Kaum. Für Personen, die über so hohe Einkünfte oder Vermögenswerte verfügen, dass sie diese Kosten schultern können, empfehlen Experten einen anderen Weg. So sei es möglich, im Einverständnis mit den Gläubigern ein Insolvenzplanverfahren bei Gericht vorzulegen, erklärt Claudia Both, leitende Schuldnerberaterin der Verbraucherzentrale Berlin. Ein solches Vorgehen mit individuell zugeschnittenem Schuldenabbau und Teilschuldenerlass könne bereits nach wenigen Monaten zur Schuldenbefreiung führen und sei wegen der weitaus niedrigeren Verfahrenskosten vorteilhaft.
Gibt es keine anderen Möglichkeiten, das Insolvenzverfahren abzukürzen?
Doch. Wer innerhalb von fünf Jahren wenigstens die Kosten für Insolvenzverwaltung und Gericht bezahlt hat, kann nach dieser Zeit ein vorzeitiges Ende des Verfahrens beantragen. Nach Einschätzung des Verbands der Insolvenzverwalter Deutschlands werden die hierfür in der Regel notwendigen 2000 Euro rund ein Drittel der Schuldner aufbringen können.
Steigt die Zahl der Privatinsolvenzen oder sinkt sie?

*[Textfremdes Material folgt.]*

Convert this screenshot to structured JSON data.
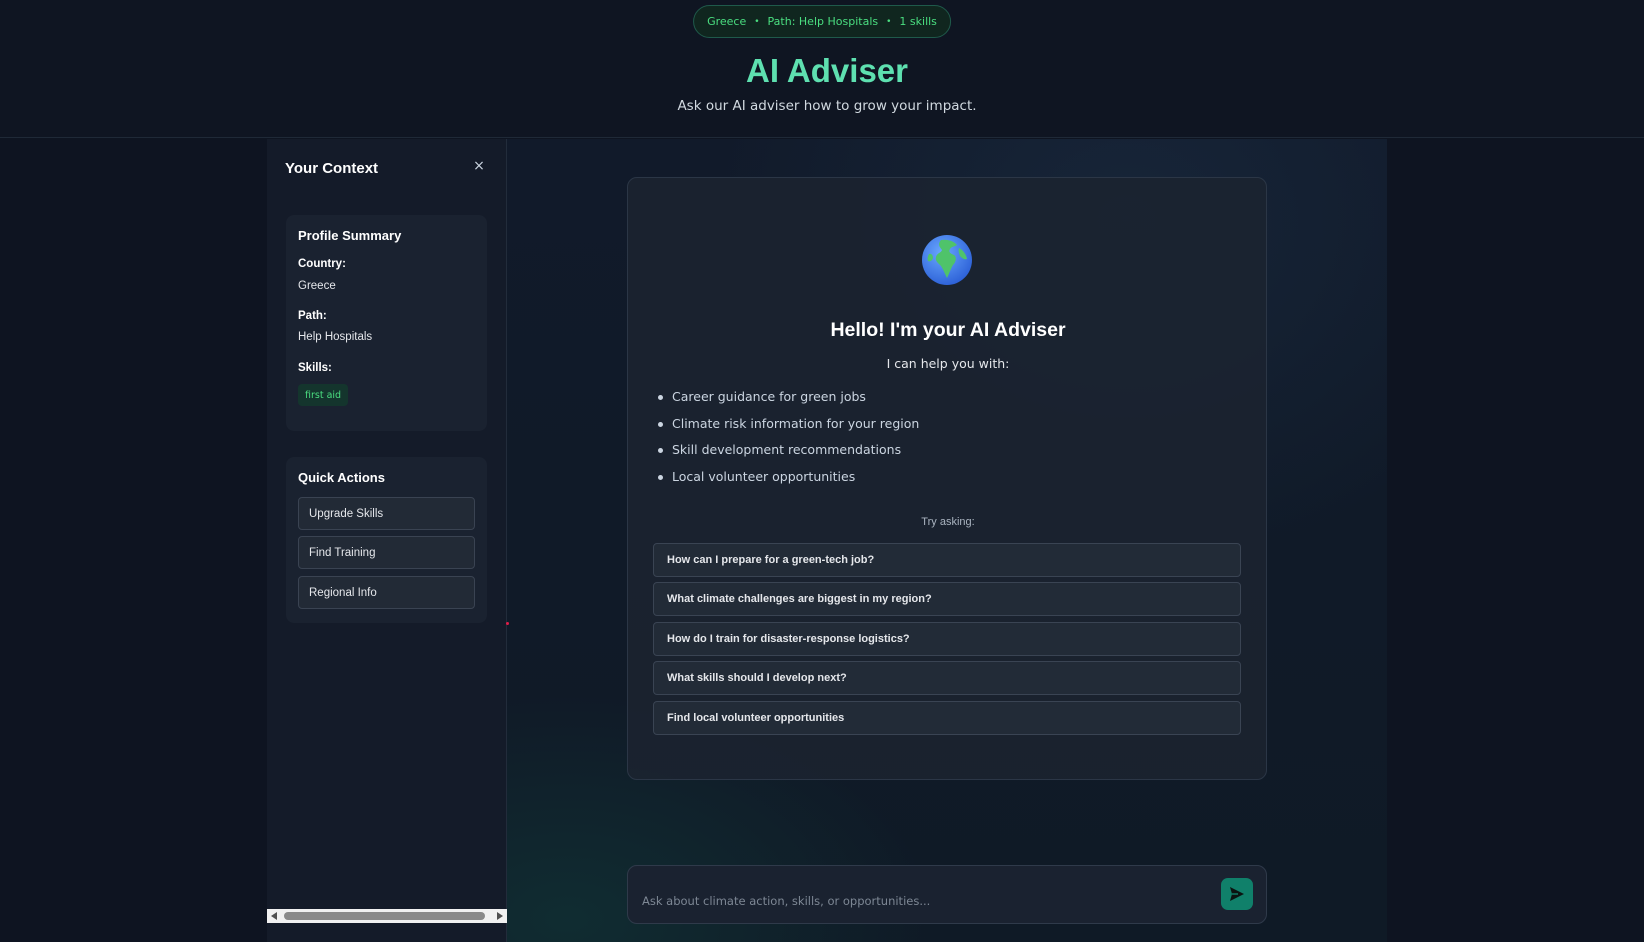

Nach Einführung der Privatinsolvenz stieg die Zahl steil an und erreichte 2010 mit 110.000 Verfahren einen Höchststand. Seither ging die Zahl zurück und lag 2013 bei 91 500. Auch die neueröffneten Verfahren sind seit Jahren rückläufig. 2013 wurden 26.300 Verbraucherinsolvenzen beantragt, im Jahr zuvor waren es noch fast 29.000 gewesen. Auch die durchschnittliche Verschuldenssumme der Privatinsolventen sinkt. Sie betrug zwischen 2008 und 2010 rund 60.000 Euro und ging später auf 25.000 Euro zurück.